Commune in Auvergne-Rhône-Alpes, France

Thoissey (/fr/) is a commune in the Ain department in eastern France.

==Geography==
The Chalaronne forms the commune's southeastern border, then flows into the Saône, which forms its western border.

== History ==
This commune, formerly walled, was the second city of the principality of Dombes and housed, for this principality, a collège founded in 1680.

== Sights==
- A Lavoir of the 19th century.
- A 19th-century church, restored in 2007, housing works of the Lyonnais painter, Daniel Sarrabat (17th century); a set of six paintings dedicated to Mary Magdalene; three delivered in 1706 and three in 1713.
- The apothecary's shop of the ancient sisters' hospital, of the 18th century.
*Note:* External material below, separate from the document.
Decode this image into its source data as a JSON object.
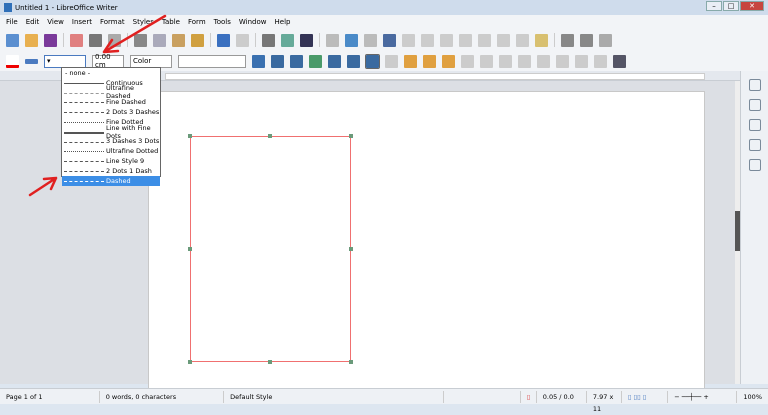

In 1700, a rich draper, Etienne Pollo, is responsible for the founding of Thoissey's hospital. In 1701, the duke of Maine gave the letters patent for the creation of “L’Hôpital de la Charité”. The apothecary's shop was built between 1731 and 1735. Walnut boiseries on the walls are the work of Jean Noblet, master carpenter. The ceiling was painted by Lugnot on a marouflaged canvas (cf. photo). About 60 faience pots from Nevers decorated with a cobalt blue camaieu were used to collect the substances used by the apothecary, they were placed in niches and Renaissance style sideboards.

==Personalities==
- Jean-Baptiste Marchand, French explorer and general officer, born and buried in Thoissey.